In Manchester, 11 different organizations, including government and nonprofit organizations, joined to form the Manchester Sustainable Access Project to coordinate and expand health services to the neediest people in their community. Others have begun sharing resources and some have merged operations. The Rockingham and Seacoast Land Trusts merged to become the Southeast Regional Land Trust.

Brian Hart, executive director of the land trust, said the merger has resulted in more resources and lower costs. “For us,” Hart said, “it is one plus one equals three.”

Others have not merged, but have become so closely joined it’s hard to know where one stops and the other begins.

The Nashua Youth Council and the statewide Teen Institute created a collaborative partnership that maintains both as separate organizations, but they share operation costs, including an executive director and an office.

Other more established nonprofits, whose missions are outside of social services, may be less aggressive in competing for scarce dollars and focus on their core operation.

Manchester Historic Association’s interim executive director, Aurore Eaton, said the 112-year-old association has been “scaling back” and operating under a “lean budget for years.” Likewise, the Southeast Regional Trust planned to hire an additional staff member this fall, but decided against it because of the uncertain economy.

The declining financial tide is finding its way into every crack and crevice in the economy, and it is there where successful nonprofits have found funds. The New Hampshire Bar Foundation is a charitable program that derives its income from interest on lawyers’ trust accounts. Revenues have declined due to the decrease in total deposits, along with a reduction in the rates of interests that banks provide, especially among those banks that supported the program by providing higher-than-market interest.

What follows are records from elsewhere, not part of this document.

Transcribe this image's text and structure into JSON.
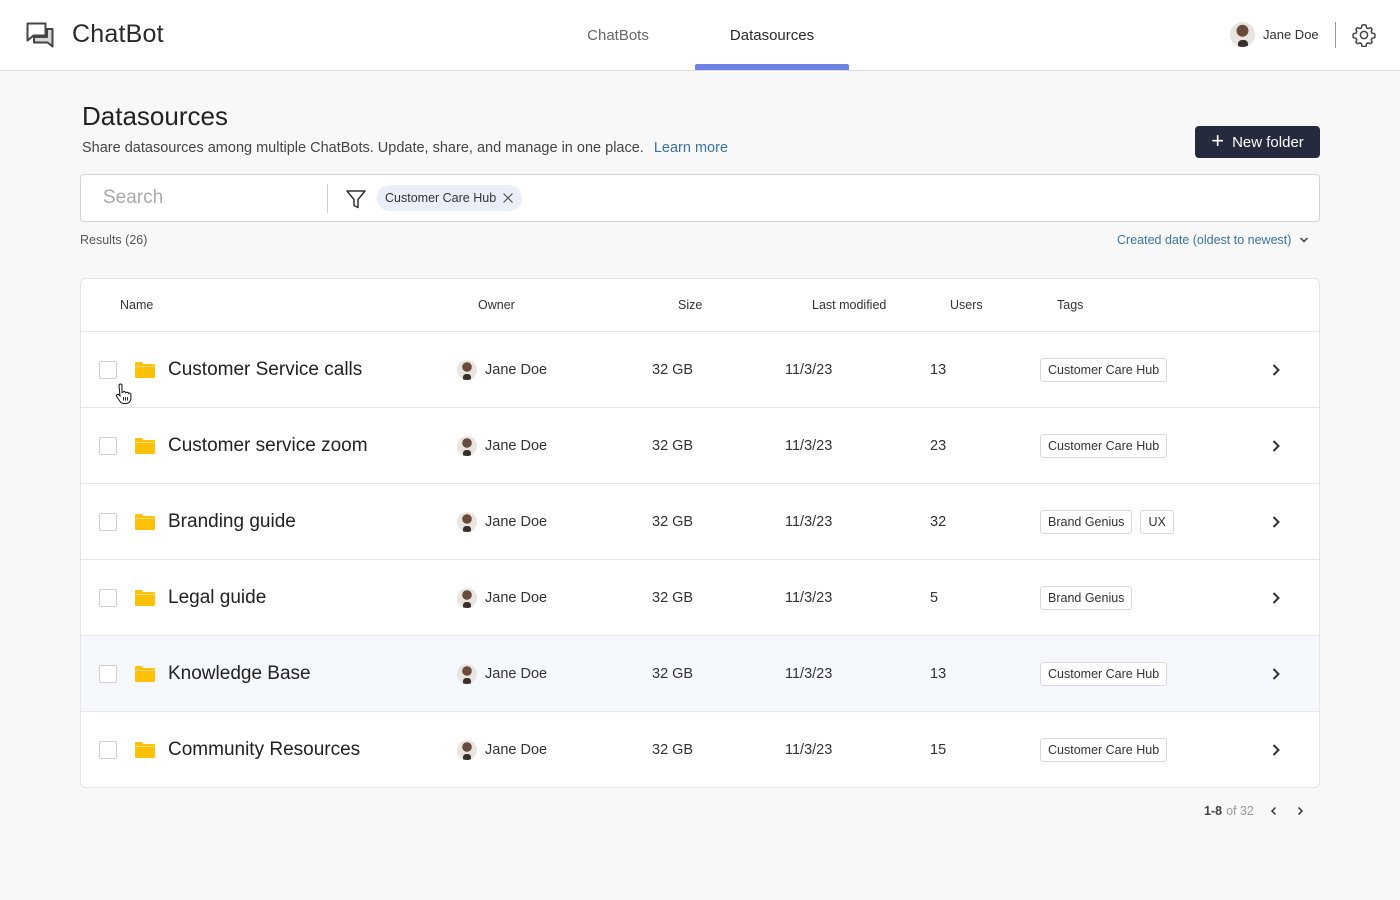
{
  "app": {
    "title": "ChatBot",
    "logo_icon": "chat-bubbles-icon"
  },
  "nav": {
    "tabs": [
      {
        "label": "ChatBots",
        "active": false
      },
      {
        "label": "Datasources",
        "active": true
      }
    ],
    "active_color": "#6d82e0"
  },
  "user": {
    "name": "Jane Doe",
    "avatar_icon": "user-avatar",
    "settings_icon": "gear-icon"
  },
  "page": {
    "title": "Datasources",
    "subtitle": "Share datasources among multiple ChatBots. Update, share, and manage in one place.",
    "learn_more": "Learn more",
    "new_folder_label": "New folder",
    "primary_button_color": "#262a3e"
  },
  "search": {
    "placeholder": "Search",
    "value": "",
    "filter_icon": "filter-icon",
    "active_filters": [
      {
        "label": "Customer Care Hub"
      }
    ]
  },
  "results": {
    "label": "Results (26)",
    "sort_label": "Created date (oldest to newest)"
  },
  "table": {
    "columns": [
      "Name",
      "Owner",
      "Size",
      "Last modified",
      "Users",
      "Tags"
    ],
    "rows": [
      {
        "name": "Customer Service calls",
        "owner": "Jane Doe",
        "size": "32 GB",
        "modified": "11/3/23",
        "users": "13",
        "tags": [
          "Customer Care Hub"
        ],
        "checked": false
      },
      {
        "name": "Customer service zoom",
        "owner": "Jane Doe",
        "size": "32 GB",
        "modified": "11/3/23",
        "users": "23",
        "tags": [
          "Customer Care Hub"
        ],
        "checked": false
      },
      {
        "name": "Branding guide",
        "owner": "Jane Doe",
        "size": "32 GB",
        "modified": "11/3/23",
        "users": "32",
        "tags": [
          "Brand Genius",
          "UX"
        ],
        "checked": false
      },
      {
        "name": "Legal guide",
        "owner": "Jane Doe",
        "size": "32 GB",
        "modified": "11/3/23",
        "users": "5",
        "tags": [
          "Brand Genius"
        ],
        "checked": false
      },
      {
        "name": "Knowledge Base",
        "owner": "Jane Doe",
        "size": "32 GB",
        "modified": "11/3/23",
        "users": "13",
        "tags": [
          "Customer Care Hub"
        ],
        "checked": false,
        "hovered": true
      },
      {
        "name": "Community Resources",
        "owner": "Jane Doe",
        "size": "32 GB",
        "modified": "11/3/23",
        "users": "15",
        "tags": [
          "Customer Care Hub"
        ],
        "checked": false
      }
    ],
    "folder_color": "#ffc107"
  },
  "pagination": {
    "range": "1-8",
    "of_total": "of 32"
  }
}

The major recipient of this program, to the tune of $1.13 million, is New Hampshire Legal Assistance, which has a $4.5 million operation funded by 35 different sources.

The organization, which provides legal services to low-income people, has recently laid off five of its 52 employees. “We have to be more efficient with less resources,” said John Tobin, the group’s executive director. “It is a challenging environment, (but we have) a greater duty to help those (people) with economic problems.”